3 RAZÕES PARA O OTIMISMO DO SETOR DA CONSTRUÇÃO NO SEGUNDO SEMESTRE

Diminuição da Taxa Selic, o anúncio do Novo PAC e a aceleração da transformação digital apontam para o aquecimento do setor

 

A primeira semana de agosto começou com fortes expectativas de diminuição da taxa Selic pelo Comitê de Política Monetária (Copom) do Banco Central. O mercado comemorou o corte de 0,50 ponto percentual na taxa básica de juros, que foi anunciado nesta quarta-feira (02). A decisão impacta nos índices do setor da Construção que, segundo especialistas, vem sofrendo o as consequências da taxa de juros elevada, congelada em 13,5%, por um longo período de tempo. Com o anúncio, a taxa passa a ser de 13,25%.

 

Para Livio Ribeiro, pesquisador do FGV IBRE, o início do ciclo de corte da taxa básica de juros da economia anunciado na primeira semana de agosto pode levar a Selic a fechar o ano em 11,75% e chegar a meados de 2024 em 9,5% ao ano. 

Em especial no que se refere ao Índice Nacional de Custo de Construção (INCC), que tem a finalidade de entender a variação dos preços na Construção Civil, a diminuição da taxa Selic é apontada como um dos fatores que impactam no índice, o que pode ser comemorado pelo nicho imobiliário no segundo semestre do ano. 

O INCC apresenta três variações, que são definidas de acordo com o período de cálculo. Este índice avalia os preços de serviços; equipamentos; matéria prima (como cimento, tijolos, entre outros); mão de obra de todos os envolvidos, e tecnologias utilizadas em vários pontos da cadeia produtiva.  

Ainda no que tange às expectativas do mercado da construção, somado à queda dos juros básicos, está o anúncio do Governo Federal do lançamento do Novo Programa de Aceleração do Crescimento (PAC) em 11 de agosto, com previsão de investimento anual de R$ 60 bilhõessomando R$ 240 bilhões ao longo dos próximos quatro anos.  

Segundo o ministro da Casa Civil, Rui Costa, em entrevista à Band News, o carro chefe do programa são os investimentos em infraestrutura, com a retomada de obras públicas paralisadas, mas também a área social, com atenção ao saneamento básico e ao Programa Minha Casa Minha Vida.  

Para a Câmara Brasileira da Indústria da Construção (CBIC), o Novo PAC contribuirá para dar vazão às obras de infraestrutura, o que é animador para o setor.

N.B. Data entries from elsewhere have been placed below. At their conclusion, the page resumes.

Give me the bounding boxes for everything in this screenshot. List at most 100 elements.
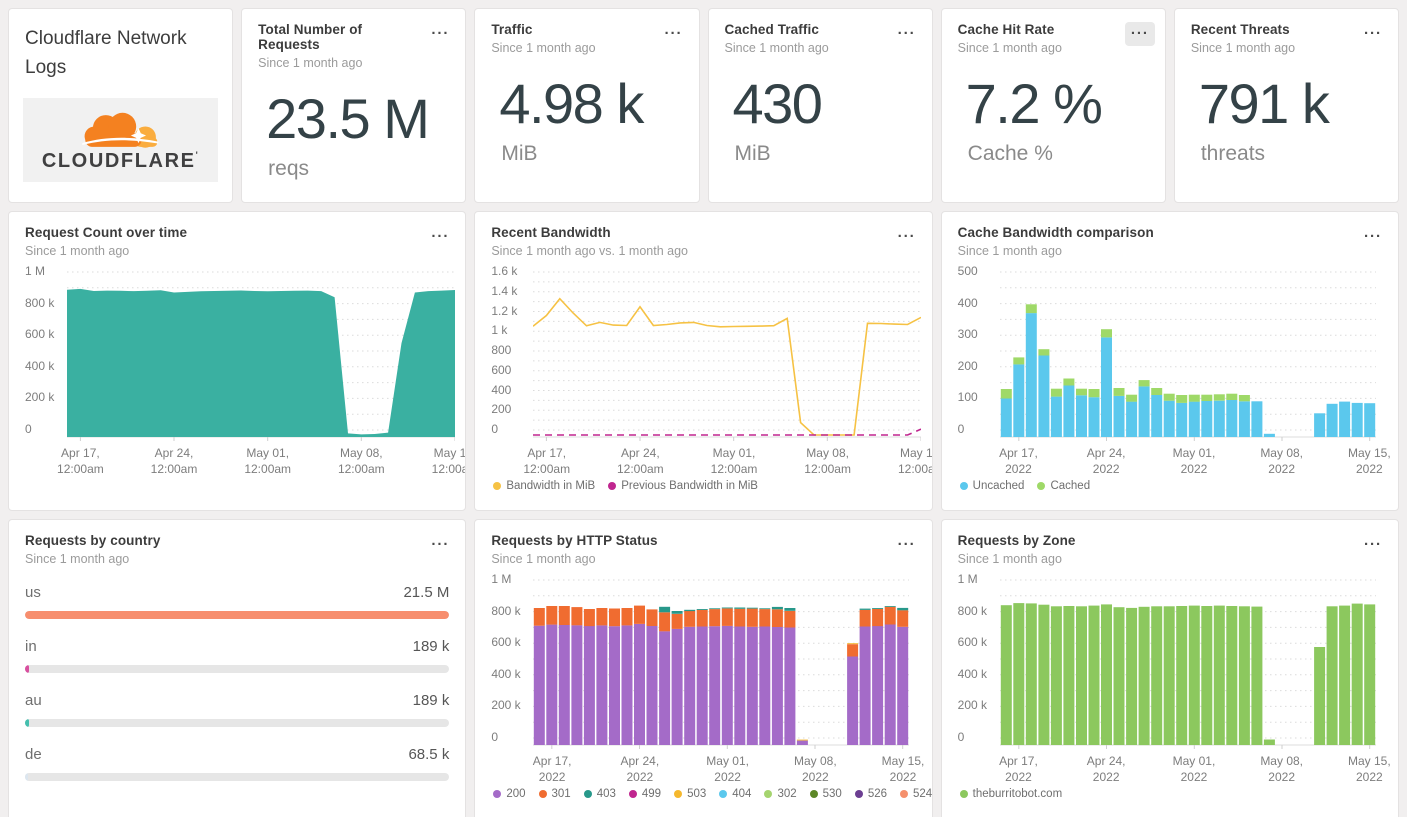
y-axis-tick-label: 0 xyxy=(25,422,32,436)
legend-item[interactable]: Cached xyxy=(1037,480,1090,492)
panel-subtitle: Since 1 month ago xyxy=(957,244,1062,258)
x-axis-tick-label: May 15, 2022 xyxy=(1348,754,1391,784)
legend-dot-icon xyxy=(959,482,968,490)
panel-menu-icon[interactable]: ··· xyxy=(897,25,916,42)
chart-legend: Bandwidth in MiB Previous Bandwidth in Mi… xyxy=(493,480,758,492)
legend-dot-icon xyxy=(674,790,683,798)
legend-item[interactable]: 503 xyxy=(674,788,706,800)
cache-bandwidth-chart: 500 400 300 200 100 0 Apr 17, 2022 Apr 24, 2022 Ma… xyxy=(957,264,1391,510)
panel-menu-icon[interactable]: ··· xyxy=(1124,22,1155,46)
panel-menu-icon[interactable]: ··· xyxy=(664,25,683,42)
y-axis-tick-label: 0 xyxy=(491,730,499,744)
panel-menu-icon[interactable]: ··· xyxy=(897,228,916,245)
legend-item[interactable]: Bandwidth in MiB xyxy=(493,480,595,492)
stat-unit: threats xyxy=(1200,142,1266,165)
legend-item[interactable]: 302 xyxy=(764,788,797,800)
panel-title: Request Count over time xyxy=(25,225,188,240)
y-axis-tick-label: 200 k xyxy=(957,698,988,713)
x-axis-tick-label: May 08, 2022 xyxy=(1260,446,1303,476)
country-bar-track xyxy=(25,773,450,781)
legend-item[interactable]: 404 xyxy=(719,788,751,800)
y-axis-tick-label: 1 M xyxy=(25,264,46,278)
chart-plot xyxy=(533,579,910,749)
charts-row-1: Request Count over time Since 1 month ag… xyxy=(8,211,1399,511)
panel-requests-by-zone: Requests by Zone Since 1 month ago ··· 1… xyxy=(940,519,1399,817)
legend-dot-icon xyxy=(764,790,773,798)
stat-unit: Cache % xyxy=(967,142,1053,165)
panel-menu-icon[interactable]: ··· xyxy=(1364,25,1382,42)
panel-menu-icon[interactable]: ··· xyxy=(431,536,450,553)
legend-item[interactable]: Previous Bandwidth in MiB xyxy=(608,480,758,492)
x-axis-tick-label: May 08, 12:00am xyxy=(337,446,385,476)
legend-item[interactable]: 200 xyxy=(493,788,526,800)
panel-menu-icon[interactable]: ··· xyxy=(1364,228,1382,245)
y-axis-tick-label: 400 xyxy=(957,295,978,310)
panel-title: Cached Traffic xyxy=(724,22,819,37)
legend-dot-icon xyxy=(538,790,547,798)
panel-menu-icon[interactable]: ··· xyxy=(1364,536,1382,553)
legend-dot-icon xyxy=(959,790,968,798)
chart-plot xyxy=(999,271,1376,441)
country-bar-track xyxy=(25,719,450,727)
requests-by-http-status-chart: 1 M 800 k 600 k 400 k 200 k 0 Apr 17, 2022 Apr 2… xyxy=(491,572,931,817)
stat-row: Cloudflare Network Logs CLOUDFLARE' xyxy=(8,8,1399,203)
legend-dot-icon xyxy=(900,790,909,798)
legend-dot-icon xyxy=(493,482,502,490)
country-value: 189 k xyxy=(412,638,450,655)
panel-dashboard-header: Cloudflare Network Logs CLOUDFLARE' xyxy=(8,8,234,203)
y-axis-tick-label: 0 xyxy=(957,730,965,744)
x-axis-tick-label: May 15, 2022 xyxy=(1348,446,1391,476)
country-bar-track xyxy=(25,611,450,619)
panel-title: Cache Hit Rate xyxy=(957,22,1055,37)
panel-title: Total Number of Requests xyxy=(258,22,363,52)
panel-subtitle: Since 1 month ago xyxy=(491,41,596,55)
y-axis-tick-label: 200 k xyxy=(25,390,55,405)
panel-title: Requests by Zone xyxy=(957,533,1076,548)
country-row: au 189 k xyxy=(25,692,450,727)
stat-unit: MiB xyxy=(501,142,538,165)
panel-title: Recent Threats xyxy=(1190,22,1290,37)
panel-title: Cache Bandwidth comparison xyxy=(957,225,1154,240)
chart-legend: theburritobot.com xyxy=(959,788,1062,800)
y-axis-tick-label: 1 k xyxy=(491,323,508,338)
country-row: us 21.5 M xyxy=(25,584,450,619)
y-axis-tick-label: 1 M xyxy=(957,572,978,586)
legend-dot-icon xyxy=(854,790,863,798)
x-axis-tick-label: Apr 24, 2022 xyxy=(1086,446,1126,476)
legend-item[interactable]: 530 xyxy=(809,788,842,800)
country-label: de xyxy=(25,746,42,763)
panel-request-count: Request Count over time Since 1 month ag… xyxy=(8,211,467,511)
country-row: in 189 k xyxy=(25,638,450,673)
legend-dot-icon xyxy=(583,790,592,798)
legend-item[interactable]: 301 xyxy=(538,788,571,800)
legend-item[interactable]: 403 xyxy=(583,788,616,800)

A entidade soma ainda aos fatores positivos o fato de o Conselho Curador do Fundo de Garantia do Tempo de Serviço (FGTS) ter aumentado em 42% o orçamento para o financiamento habitacional neste ano, passando de 68,1 bilhões para R$ 96,9 bilhões.  

O acréscimo de R$ 28,8 bilhões será voltado para o reforço do MCMV e para a linha de crédito Pró-Cotista.

 

As boas notícias acabam por refletir na disposição dos empresários do setor em investirem em tecnologia para a otimização dos seus processos de incorporação e construção. Uma pesquisa recém-divulgada da Associação Brasileira de Incorporadoras Imobiliárias (ABRAINC), apontou que um quinto de executivos do setor imobiliário entrevistados afirmou já ter usado tecnologia de inteligência artificial em suas jornadas, registrando aumento de vendas a partir da implantação.  

Dentre as empresas ouvidas, 27% já possuem áreas especializadas em tecnologia ou inteligência artificial, e 83% consideram positivo o impacto desse tipo de ferramenta nos negócios. 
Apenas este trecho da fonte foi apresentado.